Después de que Amanda protegiera su taza de café con la tapa, emprendieron la marcha por la acera, de sombra en sombra.
—¿Recuerdas la primera vez que me invitaste a un helado? —preguntó ella.
—Recuerdo que me quedé sorprendido de que aceptaras.
Amanda no hizo caso del comentario.
—Me llevaste a ese bar, el de la fuente antigua y el mostrador inacabable, y los dos tomamos una bola de helado con chocolate caliente y nata. El helado era casero; todavía recuerdo que es el mejor que he probado en mi vida. No puedo creer que al final derribaran el edificio.
—¿Ah, sí? ¿Cuándo?
—No estoy segura. Creo que hace unos seis o siete años. Un día, en una de mis visitas al pueblo, vi que ya no existía. Me puse muy triste. Solía llevar a mis hijos allí, cuando eran pequeños, y siempre se lo pasaban muy bien.
Dawson intentó imaginar a los hijos de Amanda sentados junto a ella en el viejo bar, pero no consiguió ponerles un rostro. Se preguntó si se parecían a ella o si habían salido a su padre. ¿Tenían la vitalidad y el corazón bondadoso de Amanda?
—¿Crees que a tus hijos les habría gustado crecer aquí? —preguntó.
—Cuando eran pequeños, seguro que sí. Es un pueblo muy bonito, con muchos sitios para explorar y jugar. Pero probablemente, luego, cuando hubieran sido mayores, les habría parecido demasiado limitado.
—¿Como te pasó a ti?
—Sí —admitió ella—, como me pasó a mí. No veía el momento de irme de aquí. No sé si te acuerdas, pero envié una solicitud a la Universidad de Nueva York y otra a la de Boston. Tenía ganas de experimentar lo que significaba vivir en una gran ciudad.
—¿Cómo podría olvidarlo? Me parecían unos sitios tan lejanos… —comentó Dawson.
—Sí, ya, pero mi padre estudió en la Universidad de Duke, y en casa se hablaba constantemente de esa universidad. ¡Incluso veía los partidos de baloncesto de su equipo por la tele! Supongo que estaba destinada a acabar estudiando allí. Y creo que fue una decisión acertada; las clases eran muy interesantes, hice un montón de amigos y maduré mucho. Además, no sé si me habría gustado vivir en Nueva York o en Boston. En el fondo, soy una chica de provincias, de un pueblecito del sur. Me gusta oír el canto de los grillos cuando me acuesto por las noches.
—Entonces, seguro que te gustaría Luisiana.

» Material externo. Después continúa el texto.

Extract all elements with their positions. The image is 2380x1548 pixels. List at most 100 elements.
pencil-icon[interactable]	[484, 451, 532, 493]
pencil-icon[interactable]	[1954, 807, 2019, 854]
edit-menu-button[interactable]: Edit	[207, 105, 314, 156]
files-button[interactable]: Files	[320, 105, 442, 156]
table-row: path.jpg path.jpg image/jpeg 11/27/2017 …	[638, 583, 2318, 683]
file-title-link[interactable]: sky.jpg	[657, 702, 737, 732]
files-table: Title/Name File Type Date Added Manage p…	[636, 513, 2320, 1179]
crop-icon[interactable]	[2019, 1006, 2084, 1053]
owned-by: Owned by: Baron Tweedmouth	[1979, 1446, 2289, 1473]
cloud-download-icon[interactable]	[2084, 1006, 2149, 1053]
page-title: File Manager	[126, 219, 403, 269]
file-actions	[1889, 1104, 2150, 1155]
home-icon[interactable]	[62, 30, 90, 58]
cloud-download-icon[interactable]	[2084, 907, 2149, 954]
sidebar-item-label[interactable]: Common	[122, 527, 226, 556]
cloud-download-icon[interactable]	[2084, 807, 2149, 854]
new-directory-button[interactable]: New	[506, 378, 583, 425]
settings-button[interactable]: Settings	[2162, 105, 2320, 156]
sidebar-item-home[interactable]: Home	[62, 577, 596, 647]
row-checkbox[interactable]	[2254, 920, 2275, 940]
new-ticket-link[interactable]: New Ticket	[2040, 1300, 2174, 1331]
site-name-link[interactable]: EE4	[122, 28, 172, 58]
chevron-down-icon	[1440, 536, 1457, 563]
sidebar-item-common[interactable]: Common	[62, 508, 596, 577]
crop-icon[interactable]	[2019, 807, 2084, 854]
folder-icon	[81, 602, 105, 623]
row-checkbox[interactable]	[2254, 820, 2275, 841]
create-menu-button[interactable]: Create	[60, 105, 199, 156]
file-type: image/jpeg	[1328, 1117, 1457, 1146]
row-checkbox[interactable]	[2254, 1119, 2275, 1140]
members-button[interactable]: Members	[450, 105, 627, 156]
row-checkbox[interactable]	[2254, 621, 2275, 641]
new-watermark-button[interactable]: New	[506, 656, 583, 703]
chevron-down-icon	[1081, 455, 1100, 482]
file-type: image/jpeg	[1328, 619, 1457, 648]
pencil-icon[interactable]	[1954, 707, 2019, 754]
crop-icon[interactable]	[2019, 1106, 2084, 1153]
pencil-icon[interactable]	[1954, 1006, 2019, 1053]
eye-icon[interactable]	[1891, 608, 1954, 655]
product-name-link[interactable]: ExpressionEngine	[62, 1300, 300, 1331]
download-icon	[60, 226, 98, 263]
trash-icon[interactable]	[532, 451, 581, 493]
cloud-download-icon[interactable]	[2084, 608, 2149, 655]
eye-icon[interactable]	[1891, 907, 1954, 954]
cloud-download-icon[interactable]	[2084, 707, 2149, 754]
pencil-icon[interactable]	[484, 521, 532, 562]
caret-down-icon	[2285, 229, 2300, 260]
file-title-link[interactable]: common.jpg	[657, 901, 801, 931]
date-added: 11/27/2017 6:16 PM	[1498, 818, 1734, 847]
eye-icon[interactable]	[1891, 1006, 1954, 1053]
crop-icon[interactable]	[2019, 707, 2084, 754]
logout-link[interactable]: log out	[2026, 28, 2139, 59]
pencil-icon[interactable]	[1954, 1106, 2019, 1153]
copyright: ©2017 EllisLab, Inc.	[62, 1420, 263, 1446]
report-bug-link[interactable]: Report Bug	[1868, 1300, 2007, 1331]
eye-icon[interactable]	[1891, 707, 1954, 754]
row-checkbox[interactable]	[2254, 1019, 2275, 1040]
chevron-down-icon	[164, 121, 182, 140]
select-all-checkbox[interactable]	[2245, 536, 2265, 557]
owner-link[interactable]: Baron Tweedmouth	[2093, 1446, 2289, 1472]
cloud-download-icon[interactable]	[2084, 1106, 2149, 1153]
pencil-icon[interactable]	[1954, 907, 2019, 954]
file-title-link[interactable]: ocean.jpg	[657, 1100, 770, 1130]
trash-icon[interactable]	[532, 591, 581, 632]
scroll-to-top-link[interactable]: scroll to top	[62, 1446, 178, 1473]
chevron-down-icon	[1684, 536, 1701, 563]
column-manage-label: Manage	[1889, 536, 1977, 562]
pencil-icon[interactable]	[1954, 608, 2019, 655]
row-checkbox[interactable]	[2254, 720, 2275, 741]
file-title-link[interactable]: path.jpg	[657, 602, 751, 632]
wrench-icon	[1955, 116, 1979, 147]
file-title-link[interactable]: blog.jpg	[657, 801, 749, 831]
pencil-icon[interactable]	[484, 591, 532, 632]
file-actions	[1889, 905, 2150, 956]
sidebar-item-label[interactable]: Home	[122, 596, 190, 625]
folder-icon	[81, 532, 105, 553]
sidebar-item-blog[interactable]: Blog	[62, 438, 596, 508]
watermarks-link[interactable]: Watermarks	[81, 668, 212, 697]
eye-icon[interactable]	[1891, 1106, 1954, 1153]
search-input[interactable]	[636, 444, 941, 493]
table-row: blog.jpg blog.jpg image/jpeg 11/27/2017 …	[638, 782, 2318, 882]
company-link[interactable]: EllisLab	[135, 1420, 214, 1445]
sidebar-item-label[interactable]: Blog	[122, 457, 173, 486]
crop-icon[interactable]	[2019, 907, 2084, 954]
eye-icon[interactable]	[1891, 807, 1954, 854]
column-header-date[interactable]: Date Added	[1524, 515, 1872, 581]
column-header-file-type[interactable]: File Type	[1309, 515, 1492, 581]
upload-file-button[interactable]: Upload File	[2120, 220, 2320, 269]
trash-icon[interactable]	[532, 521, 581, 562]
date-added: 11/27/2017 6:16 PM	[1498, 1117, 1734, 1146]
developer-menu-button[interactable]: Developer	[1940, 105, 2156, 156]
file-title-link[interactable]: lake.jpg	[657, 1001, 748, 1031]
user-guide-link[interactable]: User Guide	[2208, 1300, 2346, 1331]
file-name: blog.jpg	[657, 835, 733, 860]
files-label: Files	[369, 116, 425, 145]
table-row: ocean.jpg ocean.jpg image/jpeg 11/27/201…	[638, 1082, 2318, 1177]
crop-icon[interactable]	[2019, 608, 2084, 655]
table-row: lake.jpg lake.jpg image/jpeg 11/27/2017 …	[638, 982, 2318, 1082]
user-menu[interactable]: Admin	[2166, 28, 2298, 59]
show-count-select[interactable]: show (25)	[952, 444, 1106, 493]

Es la capital de todos los bichos vivientes.
Ella sonrió antes de tomar un sorbo de café.
—¿Recuerdas cuando fuimos a la playa en coche, el día que anunciaron la llegada del huracán Diana? Te supliqué que me llevaras a la playa, y tú intentaste por todos los medios disuadirme porque no creías que fuera una buena idea.
—Creí que estabas loca.
—Pero al final me llevaste. Porque quería ir. A duras penas conseguimos salir del coche, con aquel viento tan fuerte, y el océano estaba… impresionante, con sus rizos de espuma blanca hasta el horizonte. Y tú allí de pie, agarrándome e intentando convencerme de que me metiera de nuevo en el coche.